Until then, and until they’re back at full strength, the pressure will be on the pitchers to limit their mistakes. And with a bruising road trip to Arizona, Pittsburgh and Atlanta -- all winning teams that pitch very well at home -- that pressure won’t let up anytime soon.
Bochy said he thought Bumgarner “dropped his guard” by thinking that Wainwright would be bunting on an 0-2 pitch in the third, which the Cards pitcher laced for a double.
Bumgarner said no, he wasn’t making that assumption. He just missed badly with a back-foot cutter.

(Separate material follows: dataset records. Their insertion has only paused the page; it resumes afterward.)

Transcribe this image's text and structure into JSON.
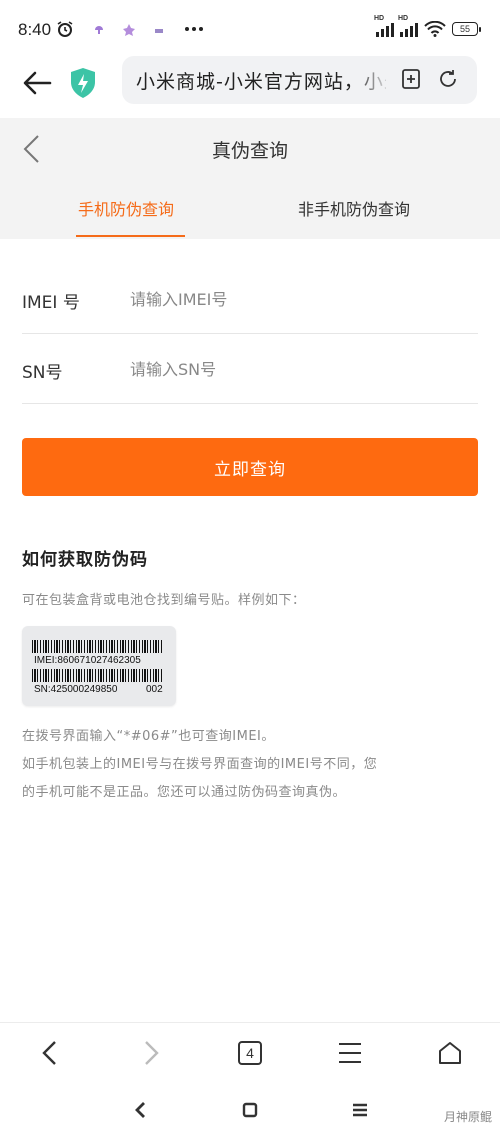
{
  "status_bar": {
    "time": "8:40",
    "battery": "55",
    "signal_label": "HD"
  },
  "browser": {
    "url_title": "小米商城-小米官方网站，小米手机"
  },
  "page": {
    "title": "真伪查询",
    "tabs": [
      {
        "label": "手机防伪查询",
        "active": true
      },
      {
        "label": "非手机防伪查询",
        "active": false
      }
    ]
  },
  "form": {
    "imei_label": "IMEI 号",
    "imei_placeholder": "请输入IMEI号",
    "sn_label": "SN号",
    "sn_placeholder": "请输入SN号",
    "submit_label": "立即查询"
  },
  "info": {
    "title": "如何获取防伪码",
    "desc": "可在包装盒背或电池仓找到编号贴。样例如下：",
    "sample": {
      "imei": "IMEI:860671027462305",
      "sn": "SN:425000249850",
      "code": "002"
    },
    "notes": [
      "在拨号界面输入“*#06#”也可查询IMEI。",
      "如手机包装上的IMEI号与在拨号界面查询的IMEI号不同，您",
      "的手机可能不是正品。您还可以通过防伪码查询真伪。"
    ]
  },
  "bottom_nav": {
    "tab_count": "4"
  },
  "watermark": "月神原鲲",
  "colors": {
    "accent": "#fe6a10",
    "tab_active": "#f56b19",
    "header_bg": "#f3f3f3",
    "shield": "#3cc4a6"
  }
}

“I kind of had an idea he’d be swinging,” he said. “One way or the other, I wanted to make a good pitch and didn’t do it.
“You can’t make a mistake, especially to a team like this. You’ve got to bear down and make pitches and I’ve got to do a better job of that.”
I talked to one scout between games who watched Matt Cain in Game 1. He didn’t think Cain was tipping his pitches from the stretch, but definitely found it interesting that both Mike Matheny and Bengie Molina, two members of the Cardinals coaching staff, had caught Cain in his career.
It’s possible that Buster Posey was doing something in his setup to give away the pitches, too.
Mostly, though, the scout told me that he just felt Cain threw way too many cutters. Seven of the nine hits Cain allowed in the third inning came on fastballs – either cutters, two-seamers or four-seamers. Then there was the first-pitch curve to Pete Kozma that the batter jumped on like he was expecting it.
I expect there will be much more breakdown of Cain’s start on film. Dave Righetti and Co. have two off days before his next outing to pore over this one.
The Giants don’t have a complete game. Adam Wainwright has three.
This is the longest the Giants have gone without a complete game to start a season since 2008, when Cain threw their first on July 24.
Hindsight being what it is, it sure seems like the Giants would've been better served to DL Angel Pagan right away and call up Roger Kieschnick, who is blistering the ball at Fresno. See if you could get a temporary bounce from someone new. That's the benefit of hindsight, though.
Doubleheaders always make for a long day but we’re fortunate the weather not only held, but turned out to be pleasant. You can’t beat a nice, cool night under the Gateway Arch to watch baseball.